Berner Marsch La Marche de Berne
- Cantonal anthem of Bern
- Music: Samuel Joneli von Boltigen, 1791
- Adopted: 1798

Audio sample
- file; help;

= Bernese March =

Traditional Bernese anthem

The Bernese March (German Berner Marsch; French La Marche de Berne) is the traditional anthem of the Swiss Canton of Bern and is played at official occasions.

The march is of uncertain date; originally sung by Bernese mercenaries, it was adopted as the anthem of the Bernese Republic. It is now normally performed in the instrumental version.

== Lyrics ==
The following is the most frequently reproduced version of the traditional Bernese German lyrics, complemented with a Standard German and English translation by the authors of this article.

| 1. Träm, träm, trädiridi, Alli Manne standet i! Die vor Ämme, die vor Aare, Die wo ds Fuess u d'Sattle fahre! 2. Träm, träm, trädiridi, Mir wei freyi Schwyzer sy! Rüeft is's Land zum Schutz a d'Gränze, Lue, wie d'Ouge allne glänze! 3. Träm, träm, trädiridi, Üse Mutz isch gärn derby!
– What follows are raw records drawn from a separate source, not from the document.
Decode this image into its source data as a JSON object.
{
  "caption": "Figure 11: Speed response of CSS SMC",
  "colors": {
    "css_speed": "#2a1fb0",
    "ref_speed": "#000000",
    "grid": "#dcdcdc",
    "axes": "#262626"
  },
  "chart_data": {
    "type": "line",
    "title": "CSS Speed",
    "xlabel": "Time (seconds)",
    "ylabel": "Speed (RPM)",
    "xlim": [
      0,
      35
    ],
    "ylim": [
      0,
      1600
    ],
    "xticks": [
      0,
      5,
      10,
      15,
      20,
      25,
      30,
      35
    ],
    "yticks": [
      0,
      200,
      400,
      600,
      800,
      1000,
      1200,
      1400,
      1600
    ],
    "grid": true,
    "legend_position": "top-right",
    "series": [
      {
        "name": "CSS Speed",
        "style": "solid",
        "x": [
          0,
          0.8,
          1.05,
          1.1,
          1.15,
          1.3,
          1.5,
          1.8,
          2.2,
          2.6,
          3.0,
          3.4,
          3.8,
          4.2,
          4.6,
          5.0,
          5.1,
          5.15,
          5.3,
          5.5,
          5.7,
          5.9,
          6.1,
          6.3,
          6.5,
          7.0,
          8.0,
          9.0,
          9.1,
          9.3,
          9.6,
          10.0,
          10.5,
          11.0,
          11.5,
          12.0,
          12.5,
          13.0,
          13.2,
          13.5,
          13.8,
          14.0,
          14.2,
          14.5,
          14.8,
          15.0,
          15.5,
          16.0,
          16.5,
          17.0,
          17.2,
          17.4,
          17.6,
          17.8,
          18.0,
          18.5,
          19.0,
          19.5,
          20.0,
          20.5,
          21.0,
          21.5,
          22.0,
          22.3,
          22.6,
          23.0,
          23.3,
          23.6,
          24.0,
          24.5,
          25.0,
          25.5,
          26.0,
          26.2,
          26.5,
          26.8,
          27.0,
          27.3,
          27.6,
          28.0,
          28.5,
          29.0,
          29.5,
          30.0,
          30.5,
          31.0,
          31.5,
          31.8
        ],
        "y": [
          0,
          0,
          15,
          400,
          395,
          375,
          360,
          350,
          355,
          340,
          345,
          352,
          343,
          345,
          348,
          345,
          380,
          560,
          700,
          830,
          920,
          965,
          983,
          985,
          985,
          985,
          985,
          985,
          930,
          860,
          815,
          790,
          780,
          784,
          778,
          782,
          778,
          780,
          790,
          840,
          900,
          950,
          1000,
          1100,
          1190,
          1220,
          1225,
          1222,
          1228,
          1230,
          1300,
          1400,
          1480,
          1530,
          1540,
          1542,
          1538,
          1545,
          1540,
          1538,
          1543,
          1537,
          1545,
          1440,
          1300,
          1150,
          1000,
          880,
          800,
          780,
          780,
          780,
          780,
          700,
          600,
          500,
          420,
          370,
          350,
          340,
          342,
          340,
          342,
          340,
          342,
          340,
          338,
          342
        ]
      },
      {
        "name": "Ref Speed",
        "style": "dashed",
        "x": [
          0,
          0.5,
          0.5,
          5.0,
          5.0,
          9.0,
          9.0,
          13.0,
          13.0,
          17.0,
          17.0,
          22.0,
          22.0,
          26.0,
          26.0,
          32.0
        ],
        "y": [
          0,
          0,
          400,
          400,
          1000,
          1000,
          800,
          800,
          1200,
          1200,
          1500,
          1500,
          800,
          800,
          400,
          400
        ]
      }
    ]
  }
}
Stellet ne a d'Spitzi füre, Sachermänt, är stieret's düre! 4. Träm, träm, trädiridi, Bis zum Tod muess g'stritte sy! Üser Buebe müesse säge: "Si sy gstorbe üsetwäge!" | 1. Träm, träm, trädiridi, Alle Mannen, stehet ein! Die von der Emme, die von der Aare: Die zu Fuss und im Sattel fahren! 2. Träm, träm, trädiridi, Wir wollen freie Schweizer sein! Ruft uns das Land zum Schutz an die Grenze, Schau wie die Augen allen glänzen! 3. Träm, träm, trädiridi, Unser Bär ist gern dabei! Stellt ihn nach vorne an die Spitze, Sakerment, er setzt es durch! 4. Träm, träm, trädiridi, Bis zum Tod muss gestritten sein! Unsere Buben müssen sagen: "Sie sind gestorben unsertwegen!" | 1. Pom, pom, tra-ri-di-ri, All men into rank and file! Those of the Emme, those of the Aar: Those by foot and saddle fare!. 2. Pom, pom, tra-ri-di-ri, We want to be free Swiss men! When the country calls us to the border for protection, See how all our eyes are gleaming! 3. Pom, pom, tra-ri-di-ri, Our Bear likes to join in! Put him at the very head, Zounds! he'll force it through! 4. Pom, pom, tra-ri-di-ri, To the death let the struggle be! Our boys must tell: "They died for our sake!" |

An older variant of the text replaces "Stark und frey in Not und G'fahre" in the first stanza with "Die, wo z'Fuess und z'Sattel fahre" ("Those on foot and those in the saddle").